Pero en realidad, no hablar en absoluto, dejar de pronunciarse sobre hechos o
cuestiones que nos conciernen o que, aunque no nos afecten personalmente,
suceden a nuestro alrededor y condicionan, en mayor o menor medida, el devenir
de los acontecimientos que afectan a una colectividad de la que formamos parte,
ya sea la familia, la tribu o al mundo en general, es, como mínimo, una mala
alternativa a la posibilidad de hablar más de la cuenta.
Es verdad que, en ocasiones, escuchamos a gente que dice cosas sobre las que no
ha reflexionado lo suficiente o, sencillamente, habla desde la ignorancia.
Pero, de todas maneras, sí esas personas, por su juventud o falta de
experiencia, opinan sobre algo que desconocen o lo hacen de forma poco
meditada, no me parece que haya que ser excesivamente severos a la hora de valorar
sus opiniones. A fin de cuentas, todos hemos pronunciado palabras que, pasado
el tiempo, si alguien nos las recordase, tendríamos que matizar o de las que,
incluso, nos arrepentimos sinceramente y querríamos retractarnos.

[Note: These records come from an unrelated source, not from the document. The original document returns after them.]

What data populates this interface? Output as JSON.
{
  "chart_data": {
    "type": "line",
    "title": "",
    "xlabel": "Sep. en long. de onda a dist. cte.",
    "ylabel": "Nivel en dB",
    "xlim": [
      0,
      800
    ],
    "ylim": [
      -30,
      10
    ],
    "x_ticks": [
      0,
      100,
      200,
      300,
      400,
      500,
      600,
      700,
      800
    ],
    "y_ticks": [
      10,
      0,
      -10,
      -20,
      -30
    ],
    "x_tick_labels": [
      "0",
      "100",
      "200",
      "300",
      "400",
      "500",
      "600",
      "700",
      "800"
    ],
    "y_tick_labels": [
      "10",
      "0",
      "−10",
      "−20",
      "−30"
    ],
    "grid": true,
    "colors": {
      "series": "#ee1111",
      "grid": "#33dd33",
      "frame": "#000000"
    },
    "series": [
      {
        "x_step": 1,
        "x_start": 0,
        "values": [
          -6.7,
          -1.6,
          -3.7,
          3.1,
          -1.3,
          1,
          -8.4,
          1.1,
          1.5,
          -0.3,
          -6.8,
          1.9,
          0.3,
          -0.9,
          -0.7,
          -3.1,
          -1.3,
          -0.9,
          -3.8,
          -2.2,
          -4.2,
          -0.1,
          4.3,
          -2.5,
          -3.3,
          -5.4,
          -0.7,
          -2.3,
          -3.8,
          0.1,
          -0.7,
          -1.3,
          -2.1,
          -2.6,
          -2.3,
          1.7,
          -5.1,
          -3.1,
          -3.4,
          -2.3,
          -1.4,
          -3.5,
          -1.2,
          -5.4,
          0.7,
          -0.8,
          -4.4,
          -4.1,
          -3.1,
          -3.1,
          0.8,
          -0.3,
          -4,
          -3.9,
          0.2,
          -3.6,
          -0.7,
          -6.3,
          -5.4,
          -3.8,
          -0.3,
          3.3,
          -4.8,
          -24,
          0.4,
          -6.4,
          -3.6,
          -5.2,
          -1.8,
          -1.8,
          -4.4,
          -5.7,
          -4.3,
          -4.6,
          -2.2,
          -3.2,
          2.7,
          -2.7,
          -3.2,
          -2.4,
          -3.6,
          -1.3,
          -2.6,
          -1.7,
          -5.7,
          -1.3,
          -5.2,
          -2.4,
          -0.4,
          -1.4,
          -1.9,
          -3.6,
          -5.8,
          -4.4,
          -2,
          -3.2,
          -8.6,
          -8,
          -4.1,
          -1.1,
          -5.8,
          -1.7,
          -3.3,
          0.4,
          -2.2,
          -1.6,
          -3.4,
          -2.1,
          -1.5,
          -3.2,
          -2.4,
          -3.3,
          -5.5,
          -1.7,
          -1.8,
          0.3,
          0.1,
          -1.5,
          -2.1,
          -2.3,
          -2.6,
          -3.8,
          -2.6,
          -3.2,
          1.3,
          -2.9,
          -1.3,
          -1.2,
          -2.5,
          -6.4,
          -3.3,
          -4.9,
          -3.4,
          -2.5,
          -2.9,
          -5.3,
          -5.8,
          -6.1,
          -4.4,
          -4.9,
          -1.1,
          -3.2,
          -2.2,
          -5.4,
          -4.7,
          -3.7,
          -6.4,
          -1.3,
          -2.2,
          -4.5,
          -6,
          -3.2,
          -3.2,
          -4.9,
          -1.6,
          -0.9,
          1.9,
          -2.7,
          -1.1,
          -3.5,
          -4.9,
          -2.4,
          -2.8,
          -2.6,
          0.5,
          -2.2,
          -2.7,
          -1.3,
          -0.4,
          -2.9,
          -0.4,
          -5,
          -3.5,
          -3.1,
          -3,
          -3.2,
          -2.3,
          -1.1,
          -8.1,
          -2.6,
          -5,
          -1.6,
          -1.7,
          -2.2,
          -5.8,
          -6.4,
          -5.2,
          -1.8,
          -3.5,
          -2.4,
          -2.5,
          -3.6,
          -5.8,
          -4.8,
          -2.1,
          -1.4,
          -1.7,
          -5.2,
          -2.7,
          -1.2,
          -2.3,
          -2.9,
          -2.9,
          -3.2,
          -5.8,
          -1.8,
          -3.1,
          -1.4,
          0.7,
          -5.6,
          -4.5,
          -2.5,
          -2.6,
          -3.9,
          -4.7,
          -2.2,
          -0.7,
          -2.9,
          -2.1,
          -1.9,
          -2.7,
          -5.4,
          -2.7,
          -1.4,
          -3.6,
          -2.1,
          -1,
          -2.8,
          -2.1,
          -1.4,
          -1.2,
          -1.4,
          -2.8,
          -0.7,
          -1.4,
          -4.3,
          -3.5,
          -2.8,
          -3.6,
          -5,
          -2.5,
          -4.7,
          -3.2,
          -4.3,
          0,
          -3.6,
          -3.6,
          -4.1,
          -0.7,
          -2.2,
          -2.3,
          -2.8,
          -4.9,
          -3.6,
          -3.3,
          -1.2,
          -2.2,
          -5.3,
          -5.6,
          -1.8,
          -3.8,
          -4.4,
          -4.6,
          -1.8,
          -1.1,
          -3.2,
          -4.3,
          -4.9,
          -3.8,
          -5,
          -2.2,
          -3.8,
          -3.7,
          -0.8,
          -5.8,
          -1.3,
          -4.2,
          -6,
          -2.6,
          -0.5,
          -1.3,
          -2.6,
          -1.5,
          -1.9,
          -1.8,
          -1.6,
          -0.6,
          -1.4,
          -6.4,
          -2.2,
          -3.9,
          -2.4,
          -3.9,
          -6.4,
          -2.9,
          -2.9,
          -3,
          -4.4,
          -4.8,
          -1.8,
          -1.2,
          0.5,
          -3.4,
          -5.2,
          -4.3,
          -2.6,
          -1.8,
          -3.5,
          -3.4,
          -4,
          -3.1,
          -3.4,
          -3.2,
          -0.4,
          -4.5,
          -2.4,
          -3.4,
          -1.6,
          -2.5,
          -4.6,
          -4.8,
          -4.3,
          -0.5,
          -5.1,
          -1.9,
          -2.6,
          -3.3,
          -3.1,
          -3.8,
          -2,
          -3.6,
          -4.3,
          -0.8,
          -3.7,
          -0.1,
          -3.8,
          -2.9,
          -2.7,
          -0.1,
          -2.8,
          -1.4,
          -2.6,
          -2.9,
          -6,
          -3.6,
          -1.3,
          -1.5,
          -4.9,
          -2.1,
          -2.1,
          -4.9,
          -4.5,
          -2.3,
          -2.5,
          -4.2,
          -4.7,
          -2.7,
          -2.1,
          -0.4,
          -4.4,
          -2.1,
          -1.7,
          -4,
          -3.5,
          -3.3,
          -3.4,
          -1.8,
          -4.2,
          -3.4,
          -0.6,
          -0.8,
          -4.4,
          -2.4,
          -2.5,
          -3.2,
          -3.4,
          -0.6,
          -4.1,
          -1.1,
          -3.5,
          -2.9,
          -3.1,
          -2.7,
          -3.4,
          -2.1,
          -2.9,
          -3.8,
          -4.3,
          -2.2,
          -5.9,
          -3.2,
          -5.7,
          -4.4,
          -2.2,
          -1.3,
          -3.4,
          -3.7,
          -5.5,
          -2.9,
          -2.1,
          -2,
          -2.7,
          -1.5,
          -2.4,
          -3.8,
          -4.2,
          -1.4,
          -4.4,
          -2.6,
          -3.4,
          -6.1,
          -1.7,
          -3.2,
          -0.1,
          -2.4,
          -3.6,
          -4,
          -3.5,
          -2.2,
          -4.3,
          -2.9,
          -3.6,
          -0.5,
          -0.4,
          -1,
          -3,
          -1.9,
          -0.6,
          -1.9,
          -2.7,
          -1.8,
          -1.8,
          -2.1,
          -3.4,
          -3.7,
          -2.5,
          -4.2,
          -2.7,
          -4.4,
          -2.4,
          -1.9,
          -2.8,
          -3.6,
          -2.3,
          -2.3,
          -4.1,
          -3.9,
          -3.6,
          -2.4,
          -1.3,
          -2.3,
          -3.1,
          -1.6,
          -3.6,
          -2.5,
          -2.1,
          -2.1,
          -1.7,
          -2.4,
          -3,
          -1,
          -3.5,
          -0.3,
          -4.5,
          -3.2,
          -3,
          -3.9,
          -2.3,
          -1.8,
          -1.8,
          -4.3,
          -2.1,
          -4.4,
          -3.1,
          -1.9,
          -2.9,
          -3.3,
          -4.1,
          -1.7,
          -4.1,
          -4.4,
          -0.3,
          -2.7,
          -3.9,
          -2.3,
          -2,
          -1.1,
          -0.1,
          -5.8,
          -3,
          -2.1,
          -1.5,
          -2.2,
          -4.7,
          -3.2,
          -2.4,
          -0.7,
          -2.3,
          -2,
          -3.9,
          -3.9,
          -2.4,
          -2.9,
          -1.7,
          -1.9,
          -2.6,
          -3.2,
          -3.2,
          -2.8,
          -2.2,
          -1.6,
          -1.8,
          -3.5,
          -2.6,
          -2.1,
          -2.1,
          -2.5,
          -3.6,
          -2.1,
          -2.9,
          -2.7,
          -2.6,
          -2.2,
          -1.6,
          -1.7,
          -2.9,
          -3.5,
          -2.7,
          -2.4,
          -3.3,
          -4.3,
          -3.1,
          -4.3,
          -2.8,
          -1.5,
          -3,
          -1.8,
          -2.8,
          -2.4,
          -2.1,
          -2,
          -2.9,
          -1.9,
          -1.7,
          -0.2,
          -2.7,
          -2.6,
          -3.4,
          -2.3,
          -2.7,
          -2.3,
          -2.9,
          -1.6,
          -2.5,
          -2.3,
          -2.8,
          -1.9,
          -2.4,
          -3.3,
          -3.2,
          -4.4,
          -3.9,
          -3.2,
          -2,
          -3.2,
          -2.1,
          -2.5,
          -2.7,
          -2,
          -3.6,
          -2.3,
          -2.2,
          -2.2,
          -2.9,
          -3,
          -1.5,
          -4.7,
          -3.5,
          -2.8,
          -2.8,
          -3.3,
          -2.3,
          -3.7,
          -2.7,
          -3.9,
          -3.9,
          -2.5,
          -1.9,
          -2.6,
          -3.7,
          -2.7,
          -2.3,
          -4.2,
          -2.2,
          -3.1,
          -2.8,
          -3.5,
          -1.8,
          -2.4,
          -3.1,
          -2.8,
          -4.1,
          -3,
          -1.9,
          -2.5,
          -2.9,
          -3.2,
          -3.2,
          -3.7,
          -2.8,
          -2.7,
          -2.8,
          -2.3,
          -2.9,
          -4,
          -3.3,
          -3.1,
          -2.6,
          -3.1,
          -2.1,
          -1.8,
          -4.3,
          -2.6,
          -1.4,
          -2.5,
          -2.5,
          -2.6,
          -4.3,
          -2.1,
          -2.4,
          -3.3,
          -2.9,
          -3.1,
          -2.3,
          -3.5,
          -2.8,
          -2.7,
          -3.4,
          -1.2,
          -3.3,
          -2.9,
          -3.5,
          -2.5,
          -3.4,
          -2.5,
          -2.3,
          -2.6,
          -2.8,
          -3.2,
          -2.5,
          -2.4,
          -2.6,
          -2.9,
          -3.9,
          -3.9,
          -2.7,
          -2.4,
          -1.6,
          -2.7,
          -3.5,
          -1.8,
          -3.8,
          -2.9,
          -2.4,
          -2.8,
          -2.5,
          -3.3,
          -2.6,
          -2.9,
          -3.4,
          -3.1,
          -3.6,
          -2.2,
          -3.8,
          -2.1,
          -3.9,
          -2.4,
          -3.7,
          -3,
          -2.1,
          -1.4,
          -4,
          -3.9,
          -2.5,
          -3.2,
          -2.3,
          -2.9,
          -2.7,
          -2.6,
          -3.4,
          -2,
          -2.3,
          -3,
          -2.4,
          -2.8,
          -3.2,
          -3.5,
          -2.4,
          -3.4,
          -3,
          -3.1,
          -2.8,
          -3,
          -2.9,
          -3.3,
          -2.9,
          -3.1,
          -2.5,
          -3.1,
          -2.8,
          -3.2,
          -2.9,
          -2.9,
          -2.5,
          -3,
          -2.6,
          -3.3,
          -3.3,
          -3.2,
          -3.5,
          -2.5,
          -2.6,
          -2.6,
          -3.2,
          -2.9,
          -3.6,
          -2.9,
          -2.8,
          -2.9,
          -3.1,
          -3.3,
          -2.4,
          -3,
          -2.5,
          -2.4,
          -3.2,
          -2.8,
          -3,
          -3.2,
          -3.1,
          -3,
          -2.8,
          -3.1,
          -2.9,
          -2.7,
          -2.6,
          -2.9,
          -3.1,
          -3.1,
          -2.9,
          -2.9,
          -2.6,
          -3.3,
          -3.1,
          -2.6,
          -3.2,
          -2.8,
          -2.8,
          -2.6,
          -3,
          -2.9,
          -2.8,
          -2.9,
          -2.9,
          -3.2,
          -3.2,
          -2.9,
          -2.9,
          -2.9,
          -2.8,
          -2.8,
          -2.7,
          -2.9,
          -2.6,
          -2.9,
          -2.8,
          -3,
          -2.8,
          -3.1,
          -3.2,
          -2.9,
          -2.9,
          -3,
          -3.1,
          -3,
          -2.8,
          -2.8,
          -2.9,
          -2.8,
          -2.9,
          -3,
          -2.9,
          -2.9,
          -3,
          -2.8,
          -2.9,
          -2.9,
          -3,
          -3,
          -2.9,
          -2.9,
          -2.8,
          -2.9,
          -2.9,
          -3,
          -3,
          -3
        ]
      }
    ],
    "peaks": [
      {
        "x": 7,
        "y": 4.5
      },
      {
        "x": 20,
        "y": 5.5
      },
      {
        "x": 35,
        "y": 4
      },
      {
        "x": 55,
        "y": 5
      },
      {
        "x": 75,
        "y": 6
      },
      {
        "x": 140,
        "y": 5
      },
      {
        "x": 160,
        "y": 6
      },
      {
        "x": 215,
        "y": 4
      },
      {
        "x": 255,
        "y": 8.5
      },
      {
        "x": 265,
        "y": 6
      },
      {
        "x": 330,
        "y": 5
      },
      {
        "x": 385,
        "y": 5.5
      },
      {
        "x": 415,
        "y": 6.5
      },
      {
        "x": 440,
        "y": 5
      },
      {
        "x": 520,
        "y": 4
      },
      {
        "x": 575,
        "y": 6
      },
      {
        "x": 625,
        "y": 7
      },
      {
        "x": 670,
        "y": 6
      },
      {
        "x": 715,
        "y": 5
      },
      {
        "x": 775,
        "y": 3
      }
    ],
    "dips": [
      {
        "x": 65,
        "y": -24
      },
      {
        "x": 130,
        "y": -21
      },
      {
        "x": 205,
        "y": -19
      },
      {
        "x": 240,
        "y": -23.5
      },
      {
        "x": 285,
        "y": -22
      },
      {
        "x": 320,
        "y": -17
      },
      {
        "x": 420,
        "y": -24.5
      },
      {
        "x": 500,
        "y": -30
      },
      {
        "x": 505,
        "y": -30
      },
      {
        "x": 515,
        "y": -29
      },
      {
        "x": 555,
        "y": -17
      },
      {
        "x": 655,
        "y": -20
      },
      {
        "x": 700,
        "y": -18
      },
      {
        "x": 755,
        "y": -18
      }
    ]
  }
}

Otra cosa, sin embargo, son los comentarios a la ligera de gente con sobrada
experiencia, que no denotan ingenuidad o falta de madurez, sino que son fruto
de una ignorancia atrevida, a veces inexcusable según el estatus de quien las
pronuncia o, como he dicho antes, ponen de manifiesto, conscientemente o no, la
mentalidad obtusa de su autor.
En
todo caso, lo que parece claro es que tomar la palabra entraña un riesgo,
aunque solo sea el de equivocarse al hacer un juicio de valor, aventurar un
pronóstico o dar nuestra opinión y, en ocasiones, nos coloca en una situación
vulnerable, porque nos hace visibles y puede poner sobre nosotros el foco de
atención.
Y,
en este sentido, creo que sólo somos esclavos de nuestras palabras cuando, aún
con la perspectiva del tiempo o ante la evidencia de lo errado de nuestro
parecer o la falta de delicadeza u oportunidad de lo dicho o de la forma en que
se dijo, no somos capaces de rectificar y reconocer que nos equivocamos, que ya
no pensamos eso, o que, aun pensándolo, podríamos haberlo expresado de otra
manera.
Por
el contrario, ser dueño del silencio es atesorar un patrimonio baldío que no
nos enriquece sino que vuelve estéril cualquier intento de mantener la
compostura a base de no decir nada, de dar por sobreentendido lo que nadie más
que nosotros, en nuestro fuero interno, puede ver o entender de una determinada
manera. Es más, romper el silencio a destiempo deja inerme a nuestro
interlocutor porque puede sorprenderlo al hacerle bruscamente consciente de
algo que podría no haber sospechado siquiera.